Material und Methoden: Bei 25 männlichen A/J Mäusen wurde eine definierte Menge (1x106) muriner Neuroblastomzellen (Neuro2a) in die Bauchhöhle appliziert. Abschließend erfolgte für 1 Stunde bei n=12 Mäusen die Exposition mit einem CO2-Pneumoperitoneum (Insufflationsdruck: 3mm Hg), während n=13 Mäuse eine mediane Laparotomie mit Exposition der Bauchhöhle mit Luft für den gleichen Zeitraum erhielten. Nach einem Beobachtungszeitraum von 28 Tagen erfolgte die Sektion und histopathologische Aufarbeitung aller Versuchstiere. Die lokale (Peritoneum, Oberfläche des Gastointestinaltraktes) und die systemische Tumormanifestation (Leber, Lunge, Wirbelsäule) wurden mittels einer 1-4 Punkte Skala graduiert. Die histopathologische Aufarbeitung der Tumore erfolgte mittels Hematoxylin-Eosin, die Bestimmung der Tumorzellproliferationsrate immunhistochemisch mit der Ki-67 Färbung. Bei fehlender Tumormanifestation wurden zusätzlich je Organ 5 randomisierte Schnitte histologisch untersucht. Die Einstufung der Peritonealkarzinose erfolgte makroskopisch.

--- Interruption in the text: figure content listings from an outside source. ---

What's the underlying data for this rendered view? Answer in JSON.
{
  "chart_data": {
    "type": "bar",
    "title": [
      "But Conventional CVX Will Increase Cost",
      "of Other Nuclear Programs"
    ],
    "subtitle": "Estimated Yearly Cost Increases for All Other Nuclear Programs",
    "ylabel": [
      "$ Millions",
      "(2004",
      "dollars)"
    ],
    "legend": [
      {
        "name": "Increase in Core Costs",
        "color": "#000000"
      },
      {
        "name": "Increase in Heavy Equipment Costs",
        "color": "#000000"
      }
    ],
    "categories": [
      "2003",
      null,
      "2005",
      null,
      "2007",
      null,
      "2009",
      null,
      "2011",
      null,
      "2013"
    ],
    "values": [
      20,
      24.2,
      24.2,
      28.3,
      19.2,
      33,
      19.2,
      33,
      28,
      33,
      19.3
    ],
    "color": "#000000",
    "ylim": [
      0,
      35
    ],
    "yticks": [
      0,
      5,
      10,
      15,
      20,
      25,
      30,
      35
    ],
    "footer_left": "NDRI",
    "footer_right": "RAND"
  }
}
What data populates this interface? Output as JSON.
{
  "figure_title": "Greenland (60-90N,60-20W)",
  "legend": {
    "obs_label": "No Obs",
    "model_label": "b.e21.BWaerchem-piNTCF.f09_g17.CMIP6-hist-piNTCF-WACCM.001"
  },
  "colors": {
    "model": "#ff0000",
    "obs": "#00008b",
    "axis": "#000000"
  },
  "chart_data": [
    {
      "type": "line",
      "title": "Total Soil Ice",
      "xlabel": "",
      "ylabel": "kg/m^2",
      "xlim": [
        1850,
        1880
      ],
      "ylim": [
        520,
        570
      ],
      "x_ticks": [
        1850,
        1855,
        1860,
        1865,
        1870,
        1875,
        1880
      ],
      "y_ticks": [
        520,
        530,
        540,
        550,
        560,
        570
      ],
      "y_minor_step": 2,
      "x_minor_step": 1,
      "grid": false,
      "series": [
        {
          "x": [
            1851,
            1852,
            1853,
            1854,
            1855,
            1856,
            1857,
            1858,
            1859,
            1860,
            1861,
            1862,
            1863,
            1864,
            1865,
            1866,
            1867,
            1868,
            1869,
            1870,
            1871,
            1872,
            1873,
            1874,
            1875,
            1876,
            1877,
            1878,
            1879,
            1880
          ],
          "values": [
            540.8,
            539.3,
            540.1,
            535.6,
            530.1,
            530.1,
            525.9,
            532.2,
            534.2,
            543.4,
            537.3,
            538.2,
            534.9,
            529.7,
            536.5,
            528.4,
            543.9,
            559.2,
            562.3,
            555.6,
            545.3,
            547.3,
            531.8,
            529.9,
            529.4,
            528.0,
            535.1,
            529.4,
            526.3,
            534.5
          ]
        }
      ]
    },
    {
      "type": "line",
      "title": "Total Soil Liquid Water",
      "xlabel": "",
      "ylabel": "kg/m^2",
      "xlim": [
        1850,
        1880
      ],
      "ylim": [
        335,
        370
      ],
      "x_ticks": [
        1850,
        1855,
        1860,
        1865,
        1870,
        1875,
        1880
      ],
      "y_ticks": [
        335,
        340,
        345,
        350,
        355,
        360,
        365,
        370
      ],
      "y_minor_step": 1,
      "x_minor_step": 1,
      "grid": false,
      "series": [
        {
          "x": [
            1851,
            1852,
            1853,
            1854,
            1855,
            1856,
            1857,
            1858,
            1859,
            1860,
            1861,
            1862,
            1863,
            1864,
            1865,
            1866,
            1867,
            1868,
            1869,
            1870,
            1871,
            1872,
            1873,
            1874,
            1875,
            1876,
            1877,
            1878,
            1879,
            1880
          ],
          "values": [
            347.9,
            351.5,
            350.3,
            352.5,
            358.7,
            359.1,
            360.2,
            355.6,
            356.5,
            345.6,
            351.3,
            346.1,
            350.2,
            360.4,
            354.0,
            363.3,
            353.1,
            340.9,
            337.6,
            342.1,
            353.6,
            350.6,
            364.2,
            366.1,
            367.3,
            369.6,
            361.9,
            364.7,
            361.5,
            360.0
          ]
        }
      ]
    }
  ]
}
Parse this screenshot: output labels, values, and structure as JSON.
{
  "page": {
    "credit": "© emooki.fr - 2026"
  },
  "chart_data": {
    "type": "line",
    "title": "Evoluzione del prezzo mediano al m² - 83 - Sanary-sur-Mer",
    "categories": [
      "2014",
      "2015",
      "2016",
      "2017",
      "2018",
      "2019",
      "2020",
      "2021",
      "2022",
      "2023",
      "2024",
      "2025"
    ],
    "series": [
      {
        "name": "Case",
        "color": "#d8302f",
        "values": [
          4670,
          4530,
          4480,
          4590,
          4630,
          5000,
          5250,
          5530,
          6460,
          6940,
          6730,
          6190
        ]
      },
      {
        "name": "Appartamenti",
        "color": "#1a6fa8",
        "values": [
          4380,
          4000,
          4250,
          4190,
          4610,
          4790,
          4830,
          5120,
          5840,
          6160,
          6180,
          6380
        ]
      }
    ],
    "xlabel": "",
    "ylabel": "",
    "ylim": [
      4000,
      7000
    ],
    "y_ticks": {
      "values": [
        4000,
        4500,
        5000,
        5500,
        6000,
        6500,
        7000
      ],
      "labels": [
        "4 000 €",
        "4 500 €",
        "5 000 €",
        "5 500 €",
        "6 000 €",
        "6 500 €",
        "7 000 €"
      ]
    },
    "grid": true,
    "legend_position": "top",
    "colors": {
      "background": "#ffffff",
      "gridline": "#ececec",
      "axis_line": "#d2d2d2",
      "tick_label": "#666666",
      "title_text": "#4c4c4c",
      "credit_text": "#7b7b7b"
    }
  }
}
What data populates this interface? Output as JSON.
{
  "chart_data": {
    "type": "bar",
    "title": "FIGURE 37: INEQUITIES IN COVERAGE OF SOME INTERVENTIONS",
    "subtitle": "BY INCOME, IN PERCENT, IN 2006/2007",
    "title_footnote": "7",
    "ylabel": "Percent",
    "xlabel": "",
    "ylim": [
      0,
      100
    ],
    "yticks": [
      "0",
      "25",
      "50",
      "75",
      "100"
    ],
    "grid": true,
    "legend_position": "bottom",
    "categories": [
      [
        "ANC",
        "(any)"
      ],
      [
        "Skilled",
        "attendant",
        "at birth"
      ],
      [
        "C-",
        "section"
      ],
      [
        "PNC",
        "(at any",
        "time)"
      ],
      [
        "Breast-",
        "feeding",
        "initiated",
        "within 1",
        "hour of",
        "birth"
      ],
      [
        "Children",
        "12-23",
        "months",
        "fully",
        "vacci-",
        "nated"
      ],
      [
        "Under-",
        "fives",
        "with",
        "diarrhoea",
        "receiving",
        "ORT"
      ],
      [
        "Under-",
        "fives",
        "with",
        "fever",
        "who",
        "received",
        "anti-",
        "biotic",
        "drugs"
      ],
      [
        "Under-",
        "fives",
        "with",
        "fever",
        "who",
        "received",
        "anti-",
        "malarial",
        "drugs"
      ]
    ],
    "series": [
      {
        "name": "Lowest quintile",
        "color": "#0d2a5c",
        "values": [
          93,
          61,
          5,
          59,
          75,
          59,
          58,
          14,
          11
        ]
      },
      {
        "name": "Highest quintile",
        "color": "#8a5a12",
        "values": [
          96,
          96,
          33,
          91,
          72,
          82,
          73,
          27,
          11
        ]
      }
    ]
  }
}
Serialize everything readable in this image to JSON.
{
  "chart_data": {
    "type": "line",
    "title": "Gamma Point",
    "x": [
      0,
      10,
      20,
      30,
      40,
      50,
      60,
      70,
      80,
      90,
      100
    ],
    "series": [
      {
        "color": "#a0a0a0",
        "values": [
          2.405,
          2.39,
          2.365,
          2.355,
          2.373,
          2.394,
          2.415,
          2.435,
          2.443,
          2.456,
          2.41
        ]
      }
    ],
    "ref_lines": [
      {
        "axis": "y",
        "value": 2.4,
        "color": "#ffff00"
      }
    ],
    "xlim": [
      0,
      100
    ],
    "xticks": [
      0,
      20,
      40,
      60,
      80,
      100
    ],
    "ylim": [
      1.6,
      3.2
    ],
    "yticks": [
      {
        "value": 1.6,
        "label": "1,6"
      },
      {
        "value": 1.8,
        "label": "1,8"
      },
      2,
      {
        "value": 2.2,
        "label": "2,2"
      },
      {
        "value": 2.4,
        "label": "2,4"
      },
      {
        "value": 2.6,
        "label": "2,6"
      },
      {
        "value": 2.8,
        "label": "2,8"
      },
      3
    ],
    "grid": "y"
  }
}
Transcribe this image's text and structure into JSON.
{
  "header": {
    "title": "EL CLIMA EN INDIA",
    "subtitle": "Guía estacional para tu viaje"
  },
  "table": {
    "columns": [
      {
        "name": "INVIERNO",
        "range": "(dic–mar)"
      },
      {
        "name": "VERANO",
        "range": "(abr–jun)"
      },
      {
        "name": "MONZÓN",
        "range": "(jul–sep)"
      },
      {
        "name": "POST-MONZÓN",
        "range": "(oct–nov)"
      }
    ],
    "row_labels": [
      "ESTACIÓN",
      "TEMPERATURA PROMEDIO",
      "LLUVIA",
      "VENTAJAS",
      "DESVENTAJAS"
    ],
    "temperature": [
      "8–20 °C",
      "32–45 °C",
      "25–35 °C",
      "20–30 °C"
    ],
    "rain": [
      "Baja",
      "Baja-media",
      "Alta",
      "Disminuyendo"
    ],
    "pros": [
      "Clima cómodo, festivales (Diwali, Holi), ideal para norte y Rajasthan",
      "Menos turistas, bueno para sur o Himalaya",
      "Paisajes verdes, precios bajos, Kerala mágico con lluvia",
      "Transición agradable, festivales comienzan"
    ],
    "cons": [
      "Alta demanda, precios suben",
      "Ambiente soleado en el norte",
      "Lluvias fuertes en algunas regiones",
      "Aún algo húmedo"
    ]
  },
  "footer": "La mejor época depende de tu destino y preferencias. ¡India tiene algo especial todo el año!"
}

Ergebnisse: Tumorabsiedlungen fanden sich bei 10 von 12 (83%) Versuchstieren nach CO2-Exposition und bei 9 von 13 (69 %) Mäusen der Laparotomiegruppe (n.s.). Die Inzidenz von Lebermetastasen war nach CO2-Exposition gegenüber der Laparotomie signifikant erhöht (83% vs. 31%; p<0.05). Die Inzidenz und das Grading der Peritonealkarzinose unterschied sich in den verglichenen Gruppen nicht (n.s.). Intrapulmonale Metastasen fanden sich bei einem Versuchstier in beiden Gruppen. Wirbelsäulenmetastasen wurden nicht beobachtet. Die Graduierung der Lebermetastasen war wiederum in der CO2–Gruppe signifikant höher als in der Laparotomiegruppe (p<0.05). Immunhistochemisch (Ki-67 Färbung) fand sich kein Unterschied hinsichtlich der Tumorzellproliferationsrate der Lebermetastasen beider Gruppen. Die Proliferationsrate unterschied sich hinsichtlich der lokalen oder systemischen Tumoraussat beider Gruppen nicht und betrug 50% Tumorzellen.

Schlussfolgerung: Im murinen Neuroblastommodell führt das CO2-Pneumoperitoneum zu einer erhöhten intrahepatischen aber nicht unterschiedlichen lokalen peritonealen Tumormetastasierung. Dies suggeriert, dass minimal-invasive Eingriffe eine systemische Metastasierung intraperitoneal gestreuter Tumorzellen begünstigen könnten, wenn keine additive Chemotherapie erfolgt. Es bleibt unklar, ob dies durch Suppression der lokalen Immunabwehr oder durch direkte Modulation der Tumorzellen mit Veränderung der Tumorzellbiologie begründet ist.